Desde 2014, mais de 15 mil pessoas perderam a vida tentando a travessia; Acnur apontou para situação perigosa em centros de acolhimento nas ilhas gregas e na Líbia

Pelo menos mil migrantes já morreram em 2019 tentando atravessar o Mar Mediterrâneo, apontou nesta terça-feira (01/10) a Organização Internacional para as Migrações (OIM) da ONU. A agência confirmou a morte de 994 pessoas e está verificando relatos de 40 vítimas fatais em um naufrágio na costa do Marrocos no último final de semana.

Em nota, o porta-voz da OIM, Leonard Doyle, disse que "durante uma onda crescente de antimigração na política de todo o mundo, esse número chocante deve-se, em certa medida, a uma atitude de hostilidade total a migrantes que fogem da violência e da pobreza".

Embora os índices ainda sejam altos, a OIM aponta uma queda no número de vítimas desde 2014. Porém, segundo a agência, os registros caíram porque menos pessoas tentam atravessar, não porque o trajeto esteja mais seguro. "Alternativas seguras são urgentemente necessárias para os migrantes que buscam uma vida melhor", afirmou o órgão. Desde 2014, mais de 15 mil pessoas perderam a vida tentando a travessia.

Ilhas gregas

Ainda nesta terça-feira, a Agência da ONU para Refugiados (Acnur) pediu que a Grécia faça a transferência de milhares de migrantes das ilhas Egeias para locais mais seguros. Segundo a agência, estes migrantes estão em "centros de recepção superlotados".

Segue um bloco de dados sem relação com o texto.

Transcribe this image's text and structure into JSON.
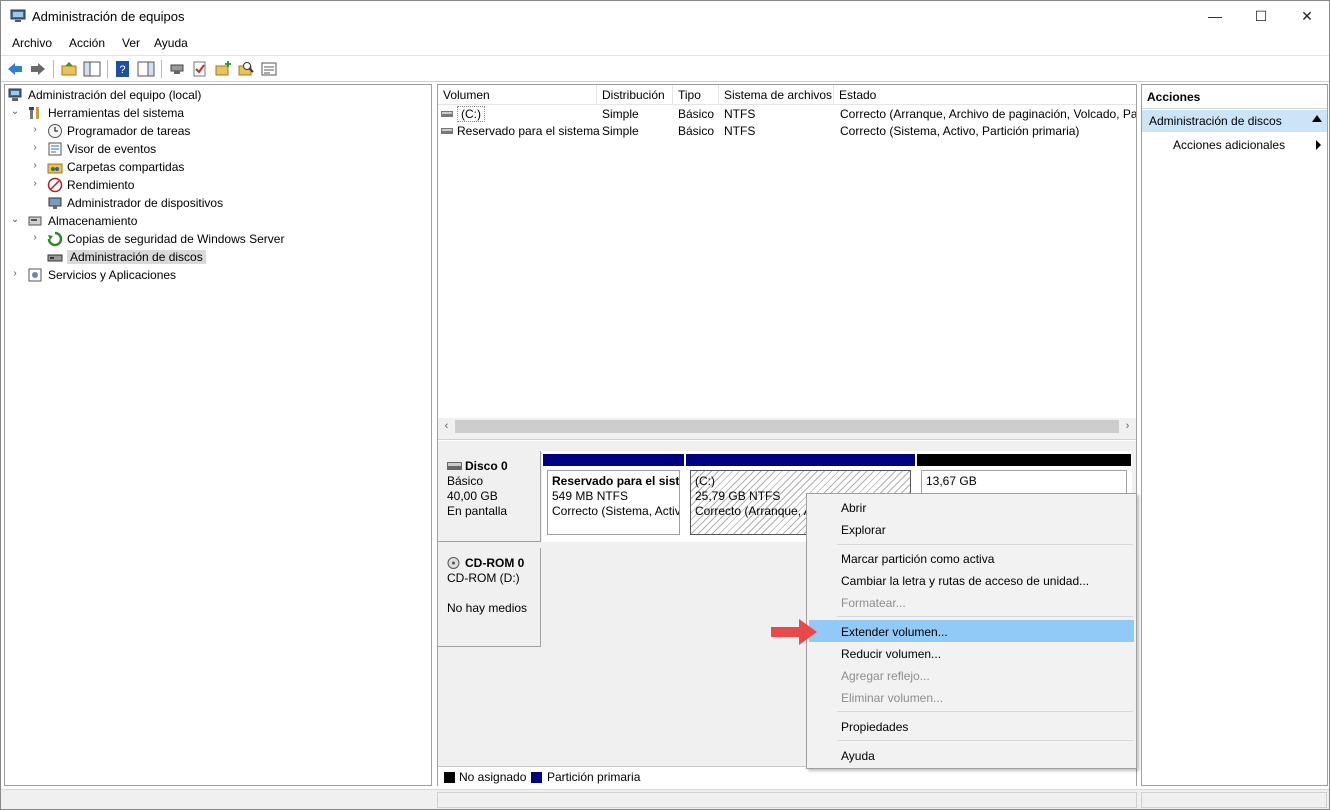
{
  "window": {
    "title": "Administración de equipos",
    "controls": {
      "minimize": "—",
      "maximize": "☐",
      "close": "✕"
    }
  },
  "menubar": {
    "items": [
      "Archivo",
      "Acción",
      "Ver",
      "Ayuda"
    ]
  },
  "toolbar": {
    "icons": [
      "back-arrow-icon",
      "forward-arrow-icon",
      "folder-up-icon",
      "show-hide-tree-icon",
      "help-icon",
      "show-actions-icon",
      "connect-icon",
      "check-icon",
      "new-folder-icon",
      "search-icon",
      "properties-icon"
    ]
  },
  "tree": {
    "root": "Administración del equipo (local)",
    "system_tools": "Herramientas del sistema",
    "task_scheduler": "Programador de tareas",
    "event_viewer": "Visor de eventos",
    "shared_folders": "Carpetas compartidas",
    "performance": "Rendimiento",
    "device_manager": "Administrador de dispositivos",
    "storage": "Almacenamiento",
    "backup": "Copias de seguridad de Windows Server",
    "disk_management": "Administración de discos",
    "services_apps": "Servicios y Aplicaciones"
  },
  "volumes": {
    "columns": [
      "Volumen",
      "Distribución",
      "Tipo",
      "Sistema de archivos",
      "Estado"
    ],
    "rows": [
      {
        "volume": "(C:)",
        "layout": "Simple",
        "type": "Básico",
        "fs": "NTFS",
        "status": "Correcto (Arranque, Archivo de paginación, Volcado, Pa"
      },
      {
        "volume": "Reservado para el sistema",
        "layout": "Simple",
        "type": "Básico",
        "fs": "NTFS",
        "status": "Correcto (Sistema, Activo, Partición primaria)"
      }
    ]
  },
  "disks": {
    "disk0": {
      "name": "Disco 0",
      "type": "Básico",
      "size": "40,00 GB",
      "state": "En pantalla"
    },
    "cdrom0": {
      "name": "CD-ROM 0",
      "drive": "CD-ROM (D:)",
      "state": "No hay medios"
    },
    "partitions": [
      {
        "title": "Reservado para el siste",
        "size": "549 MB NTFS",
        "status": "Correcto (Sistema, Activ"
      },
      {
        "title": "(C:)",
        "size": "25,79 GB NTFS",
        "status": "Correcto (Arranque, A"
      },
      {
        "title": "",
        "size": "13,67 GB",
        "status": ""
      }
    ],
    "colors": {
      "primary": "#000080",
      "unallocated": "#000000"
    }
  },
  "legend": {
    "unallocated": "No asignado",
    "primary": "Partición primaria"
  },
  "actions": {
    "header": "Acciones",
    "selected": "Administración de discos",
    "more": "Acciones adicionales"
  },
  "context_menu": {
    "open": "Abrir",
    "explore": "Explorar",
    "mark_active": "Marcar partición como activa",
    "change_letter": "Cambiar la letra y rutas de acceso de unidad...",
    "format": "Formatear...",
    "extend": "Extender volumen...",
    "shrink": "Reducir volumen...",
    "add_mirror": "Agregar reflejo...",
    "delete": "Eliminar volumen...",
    "properties": "Propiedades",
    "help": "Ayuda"
  },
  "accent": "#e84a4a"
}
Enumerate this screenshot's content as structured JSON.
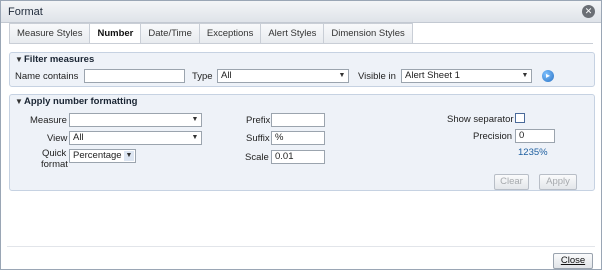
{
  "dialog": {
    "title": "Format",
    "close_icon": "close-icon"
  },
  "tabs": [
    {
      "label": "Measure Styles",
      "active": false
    },
    {
      "label": "Number",
      "active": true
    },
    {
      "label": "Date/Time",
      "active": false
    },
    {
      "label": "Exceptions",
      "active": false
    },
    {
      "label": "Alert Styles",
      "active": false
    },
    {
      "label": "Dimension Styles",
      "active": false
    }
  ],
  "filter": {
    "heading": "Filter measures",
    "name_contains_label": "Name contains",
    "name_contains_value": "",
    "type_label": "Type",
    "type_value": "All",
    "visible_in_label": "Visible in",
    "visible_in_value": "Alert Sheet 1"
  },
  "formatting": {
    "heading": "Apply number formatting",
    "measure_label": "Measure",
    "measure_value": "",
    "view_label": "View",
    "view_value": "All",
    "quick_format_label_1": "Quick",
    "quick_format_label_2": "format",
    "quick_format_value": "Percentage",
    "prefix_label": "Prefix",
    "prefix_value": "",
    "suffix_label": "Suffix",
    "suffix_value": "%",
    "scale_label": "Scale",
    "scale_value": "0.01",
    "show_separator_label": "Show separator",
    "show_separator_checked": false,
    "precision_label": "Precision",
    "precision_value": "0",
    "preview_value": "1235%",
    "clear_label": "Clear",
    "apply_label": "Apply"
  },
  "footer": {
    "close_label": "Close"
  },
  "colors": {
    "accent": "#1e5fa0",
    "panel_bg": "#eef2f8",
    "panel_border": "#c6d2e2"
  }
}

Em setembro, as ilhas receberam 10.258 novos migrantes, especialmente de famílias afegãs e sírias. Esse é o maior número desde 2016. Nesse momento, mais de 30 mil migrantes estão vivendo nas ilhas gregas. Para a Acnur, "o apoio da União Europeia é crucial".

Em 2019, a Grécia registrou a maior parte das chegadas na região do Mediterrâneo. De um total de 77,4 mil migrantes, o país acolheu 45,6 mil pessoas, mais do que Espanha, Itália, Malta e Chipre juntos.

A situação nas ilhas de Lesbos, Samos e Kos é considerada crítica. O centro de Moria, em Lesbos, ultrapassou em cinco vezes sua capacidade. Em um assentamento informal próximo, 100 pessoas compartilham um único banheiro.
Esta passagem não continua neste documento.